Maureen looked at her through the thick specs that had been fashionable sometime in mid-1978. And never again. Maureen could still taste the blood on her lips. She’d have to do a repair job when she got home, at this rate.

“You need help with the packing?” asked the young man behind the acne behind the till.

Maureen was going to tell Maeve right out that she had rather more pressing things to worry about right now than bloody journey times between Seattle and whichever sodding airport it was Tom would fly into. She ought to be rather more concerned that she remained buttoned up. And not just that mouth of hers.

Maureen was very much going to tell Maeve that, until her attention was taken again by the young man. Behind the acne. Behind the till.

She looked at him. She wondered. He was the right age and, if you looked past the acne, in the way that she tried so hard to look past everyone in all the years since it happened…

“Got everything you needed today?” the young man asked.

“I… Yes. No…” Maureen’s hand fumbled with her purse. There was a spray of coupons cut from the local newspaper.

Maeve’s mittened hand came down on hers. Steadied her. The glasses hove into view. “Maur,” the silly old moo said, “it’s not… You know it can’t be.” There was a moment that looked very at ease with itself.

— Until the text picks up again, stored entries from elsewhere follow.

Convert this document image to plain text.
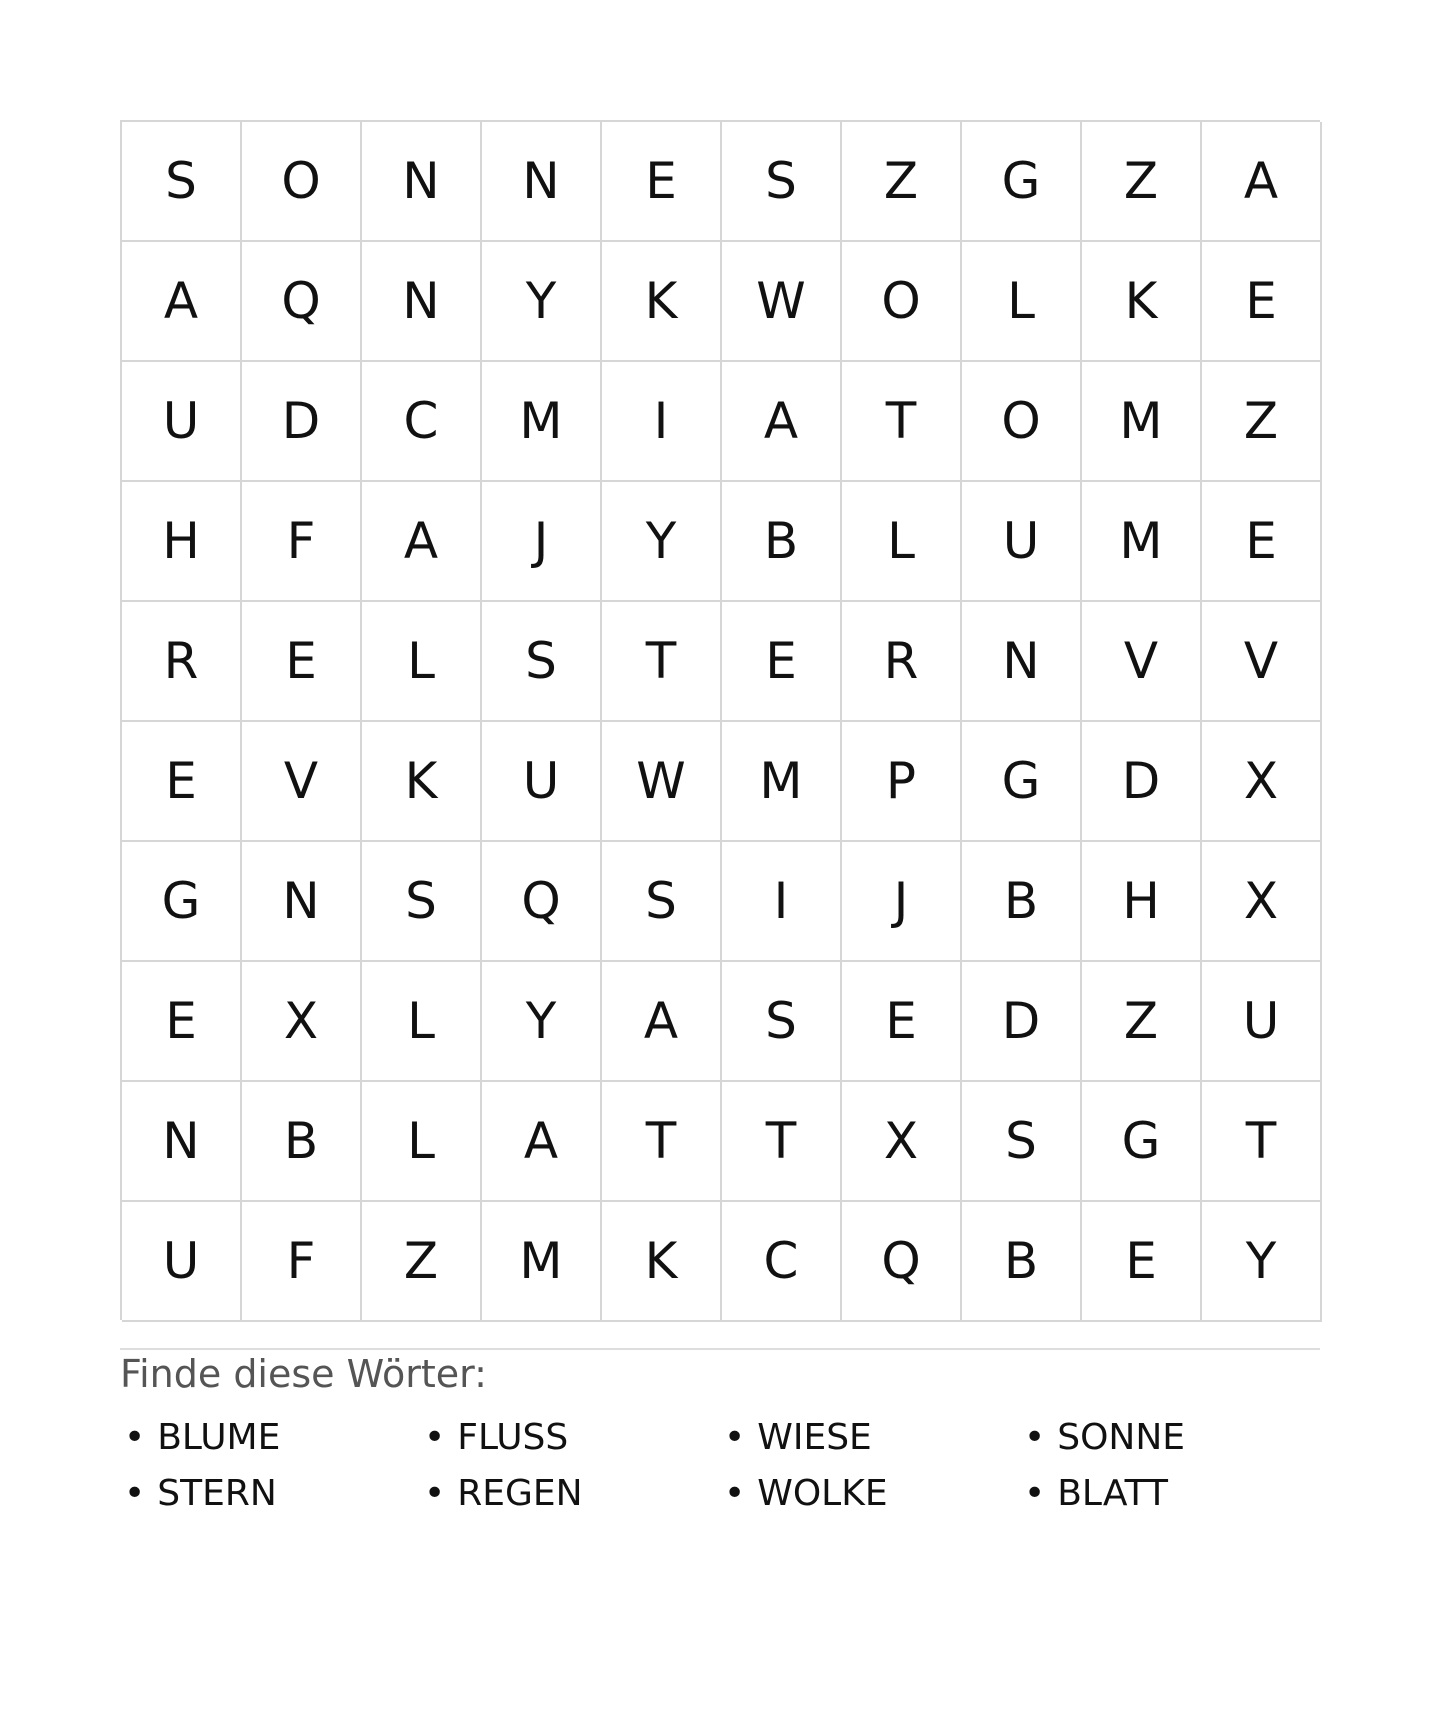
S	O	N	N	E	S	Z	G	Z	A
A	Q	N	Y	K	W	O	L	K	E
U	D	C	M	I	A	T	O	M	Z
H	F	A	J	Y	B	L	U	M	E
R	E	L	S	T	E	R	N	V	V
E	V	K	U	W	M	P	G	D	X
G	N	S	Q	S	I	J	B	H	X
E	X	L	Y	A	S	E	D	Z	U
N	B	L	A	T	T	X	S	G	T
U	F	Z	M	K	C	Q	B	E	Y
Finde diese Wörter:
• BLUME	• FLUSS	• WIESE	• SONNE
• STERN	• REGEN	• WOLKE	• BLATT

In the way some daft old woman might be with her knitting and her wickerwork and her doilies.

“No,” Maureen said, and then she shook her head really very hard. “No, ‘course not.” And she flashed a smile at the assistant. “You’ll have to excuse me, my son’s coming over tonight from Seattle. I’m all in a tizzy.”

And she pushed Maureen through to the end of the conveyor and she paid for her few items with the few pound coins she could find in the bottom of her purse.

And then, when the pair of them were past the sliding doors out into the concrete misery of the town centre, Maureen told Maeve to keep her head down, keep her coat buttoned up, keep walking, whatever the hell she did.

Until, with all the loot stashed in the lining of Maeve’s coat, it was safe for them to run like bloody hell.